If a cover crop is fully developing or if a farmer wants to plant in an area where there is a catch crop, the traditional method is to mow it and let it dry. Organic residues are often plough into the soil after drying.

In drought-prone sites, some progressive farmers prefer a no-till strategy where the catch crop residues remain on the soil as a layer of mulch.

6. Nitrogen Contribution

Legumes can significantly increase the amount of nitrogen available in the soil. You can use Non-legumes to absorb excess nitrogen, phosphate, and potassium from previous crops and make them available for subsequent harvest. 

When fresh plant material decomposes, beneficial soil organisms such as earthworms and microorganisms thrive. By adding catch crops, the content of organic matter can significantly improving.
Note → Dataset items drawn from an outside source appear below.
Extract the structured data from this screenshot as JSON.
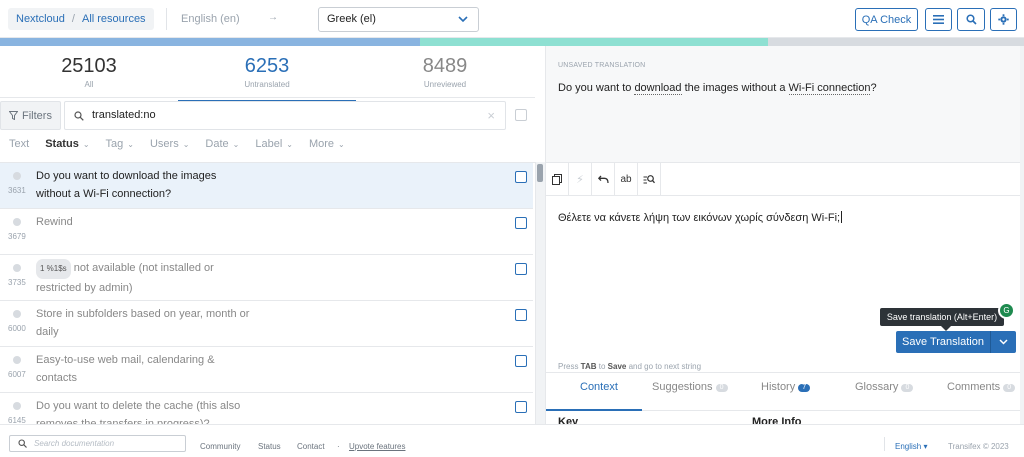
{
  "header": {
    "breadcrumb": [
      "Nextcloud",
      "All resources"
    ],
    "breadcrumb_sep": "/",
    "source_language": "English (en)",
    "arrow": "→",
    "target_language": "Greek (el)",
    "qa_check_label": "QA Check"
  },
  "stats": [
    {
      "count": "25103",
      "label": "All"
    },
    {
      "count": "6253",
      "label": "Untranslated"
    },
    {
      "count": "8489",
      "label": "Unreviewed"
    }
  ],
  "filters": {
    "filters_label": "Filters",
    "search_value": "translated:no",
    "clear": "×"
  },
  "sort_options": [
    "Text",
    "Status",
    "Tag",
    "Users",
    "Date",
    "Label",
    "More"
  ],
  "strings": [
    {
      "line1": "Do you want to download the images",
      "line2": "without a Wi-Fi connection?",
      "id": "3631",
      "selected": true
    },
    {
      "line1": "Rewind",
      "line2": "",
      "id": "3679",
      "selected": false
    },
    {
      "badge": "1 %1$s",
      "line1": " not available (not installed or",
      "line2": "restricted by admin)",
      "id": "3735",
      "selected": false
    },
    {
      "line1": "Store in subfolders based on year, month or",
      "line2": "daily",
      "id": "6000",
      "selected": false
    },
    {
      "line1": "Easy-to-use web mail, calendaring &",
      "line2": "contacts",
      "id": "6007",
      "selected": false
    },
    {
      "line1": "Do you want to delete the cache (this also",
      "line2": "removes the transfers in progress)?",
      "id": "6145",
      "selected": false
    }
  ],
  "editor": {
    "unsaved_label": "UNSAVED TRANSLATION",
    "source_before": "Do you want to ",
    "source_download": "download",
    "source_mid": " the images without a ",
    "source_wifi": "Wi-Fi connection",
    "source_after": "?",
    "translation": "Θέλετε να κάνετε λήψη των εικόνων χωρίς σύνδεση Wi-Fi;",
    "tooltip": "Save translation (Alt+Enter)",
    "save_label": "Save Translation",
    "hint_press": "Press ",
    "hint_tab": "TAB",
    "hint_to": " to ",
    "hint_save": "Save",
    "hint_rest": " and go to next string",
    "green_badge": "G"
  },
  "tabs": [
    {
      "label": "Context",
      "count": ""
    },
    {
      "label": "Suggestions",
      "count": "0"
    },
    {
      "label": "History",
      "count": "7"
    },
    {
      "label": "Glossary",
      "count": "0"
    },
    {
      "label": "Comments",
      "count": "0"
    }
  ],
  "context_columns": [
    "Key",
    "More Info"
  ],
  "footer": {
    "search_placeholder": "Search documentation",
    "links": [
      "Community",
      "Status",
      "Contact",
      "·",
      "Upvote features"
    ],
    "language": "English",
    "copyright": "Transifex © 2023"
  },
  "progress": {
    "translated_fraction": 0.41,
    "reviewed_fraction": 0.34
  },
  "colors": {
    "accent": "#2a6fb7",
    "progress_blue": "#89b4e0",
    "progress_teal": "#8ee0d2",
    "progress_grey": "#d7dbe0"
  }
}
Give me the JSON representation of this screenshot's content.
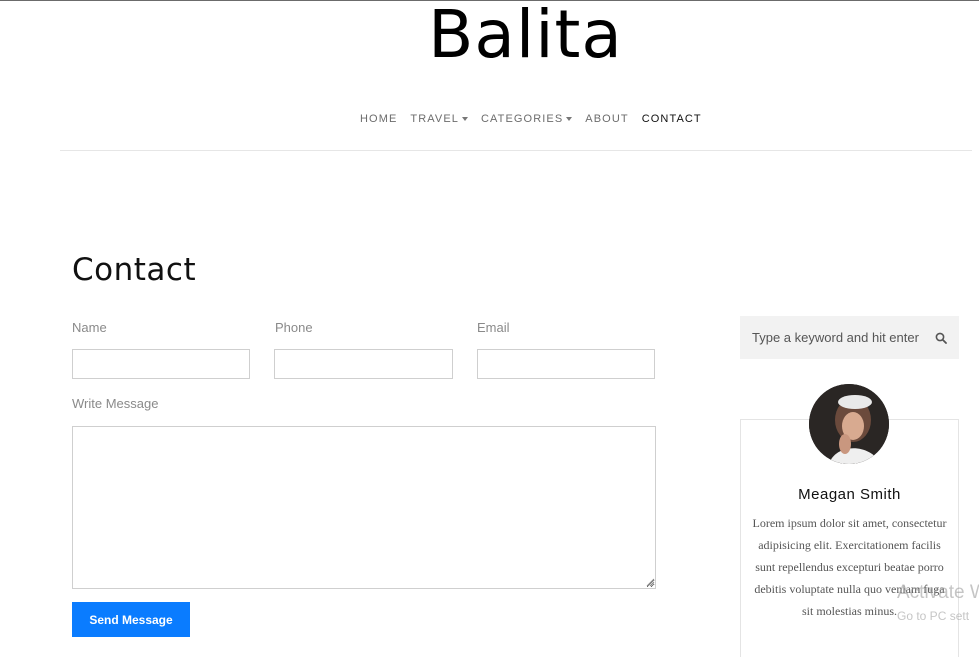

7. Organic Matter And Soil Structure

Adding organic matter to the soil is a major benefit of green manure. Decomposition-resistant compounds produce during the degradation of organic matter by microorganisms such as rubber, waxes, and resins. However, A highly aggregate floor is easy to work with, has a high rate of water infiltration, and is well ventilate. Increasing levels of organic matter have an impact on soil humus.

8. Weed Suppression

By observing the soil, a dense stock of the right catch crops can reduce weeds. In some species, allelopathic properties are observing, which naturally limit the development of weeds. Moreover, Allelopathy is the positive (or harmful) effect of one plant on another plant, both crops and weed species, through the chemical release of plant parts (through leaching). 

9. Soil Microbial Activity

After the introduction of a relatively lush young green manure plant into the soil, a rapid increase in soil microorganisms occurs. Microbes in the soil multiply to attack the newly inserted plant material. The nutrient contains in the plant tissue are released during microbial decomposition and made available to the next culture.

10. Fastest Growth

Catch crops often grow in the late stages of the growing season. Therefore, cover crop species that establish themselves early and accumulate biomass quickly are critical to achieving your catch crop goals.


The publication summarizes the effects of cover crops and green manure on soil organic matter and structure, nitrogen production, soil microbial activity, nutrient enhancement, root effect, weed suppression, and soil and water conservation to convey the importance of these practices in sustainable agriculture. Vegetation management, cover crop restrictions, use in crop rotation, insect management, and the economy of cover crops are some of the management issues.